I certainly hope we can discuss this in Memphis, whether
as part of the agenda for the working group or in a bar bof.
My concern is that this proposal seems to address
a question not basic to the concerns about the restrictions
on domain.  In short, it seems to heighten the ability of a server
sending a cookie to verify its identity, without doing a
whole lot to explicate the relationship between the cookie
issuer and content provider.  I can see ways in which this
mechanism could be used, but I'm not sure that my
examples are part of your intended design.

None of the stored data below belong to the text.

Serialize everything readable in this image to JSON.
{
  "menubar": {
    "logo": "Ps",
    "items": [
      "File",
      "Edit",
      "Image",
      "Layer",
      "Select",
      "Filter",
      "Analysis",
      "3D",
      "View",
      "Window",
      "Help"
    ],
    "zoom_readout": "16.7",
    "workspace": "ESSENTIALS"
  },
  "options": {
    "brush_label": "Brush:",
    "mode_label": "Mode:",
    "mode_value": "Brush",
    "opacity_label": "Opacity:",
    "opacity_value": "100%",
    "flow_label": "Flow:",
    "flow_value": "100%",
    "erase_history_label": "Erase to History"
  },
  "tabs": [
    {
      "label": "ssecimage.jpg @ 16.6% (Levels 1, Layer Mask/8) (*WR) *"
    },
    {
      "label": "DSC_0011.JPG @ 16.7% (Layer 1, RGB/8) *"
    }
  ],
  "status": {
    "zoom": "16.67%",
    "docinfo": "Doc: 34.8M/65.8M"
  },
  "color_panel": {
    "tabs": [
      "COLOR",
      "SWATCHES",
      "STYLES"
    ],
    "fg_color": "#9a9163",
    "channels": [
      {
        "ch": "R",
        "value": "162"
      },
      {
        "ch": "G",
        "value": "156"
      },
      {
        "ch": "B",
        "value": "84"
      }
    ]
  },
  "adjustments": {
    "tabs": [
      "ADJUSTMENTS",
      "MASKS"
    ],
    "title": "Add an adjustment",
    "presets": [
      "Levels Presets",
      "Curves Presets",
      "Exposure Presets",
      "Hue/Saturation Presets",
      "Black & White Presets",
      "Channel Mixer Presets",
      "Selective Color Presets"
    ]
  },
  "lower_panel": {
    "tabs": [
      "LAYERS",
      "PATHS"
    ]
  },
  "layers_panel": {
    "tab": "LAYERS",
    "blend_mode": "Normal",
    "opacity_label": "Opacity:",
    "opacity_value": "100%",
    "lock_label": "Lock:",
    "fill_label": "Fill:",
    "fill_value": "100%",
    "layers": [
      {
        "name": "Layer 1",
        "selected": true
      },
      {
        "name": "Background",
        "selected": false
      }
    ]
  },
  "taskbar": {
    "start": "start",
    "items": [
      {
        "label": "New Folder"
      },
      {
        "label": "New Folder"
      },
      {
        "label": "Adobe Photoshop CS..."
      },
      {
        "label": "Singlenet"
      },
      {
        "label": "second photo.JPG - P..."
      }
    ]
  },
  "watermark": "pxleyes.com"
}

Your base design seems to assume that Certifying
Authorities will emerge which will certify not just
an organization's identity but its adherence to an
established set of guidelines on the use of the data
which it receives.  This seems to combine the x509
certificate with something which would require
a much bigger process.  Not ISO 9000, maybe, but
a significant amount of work, as it involves verifying
internal processes--not just proofs of identity.
The emergence os trustworthy CA's willing to
take that on seems problematic.

There may be a way around that, by drawing on the
existing relationships and setting things up so that
the assurance of certification was inherent in the
content-provider/cookie issuer relationship.
If, for example, we imagine that cookie issuers make the
content-provider the cookie-issuer's certifying authority
for a particular cookie, then allowing cookies when the
certifying authority domain matches the content-provider
makes a certain amount of sense.   Doing so, however, would
require a whole new set of CA's, the acceptance of which
in the cookie context should probably not be extended to
other contexts.  It also requires a method of allowing the
UA to display this new relationship.

To rephrase this, I don't think users have a problem
believing that "tripleclick" is who it says it is when
they receive a cookie from "tripleclick.net".
I think what they need to see is how tripleclick relates
to the current and other content providers.   Using
the inter-relationships among x509 certifying
authorities may be one way of getting the relationships
specified, but it is a at least moderately complex way
that still needs to be made visible to the end user.

		regards,
			Ted Hardie
			NASA NIC

NB:  NASA isn't confused about this, I am.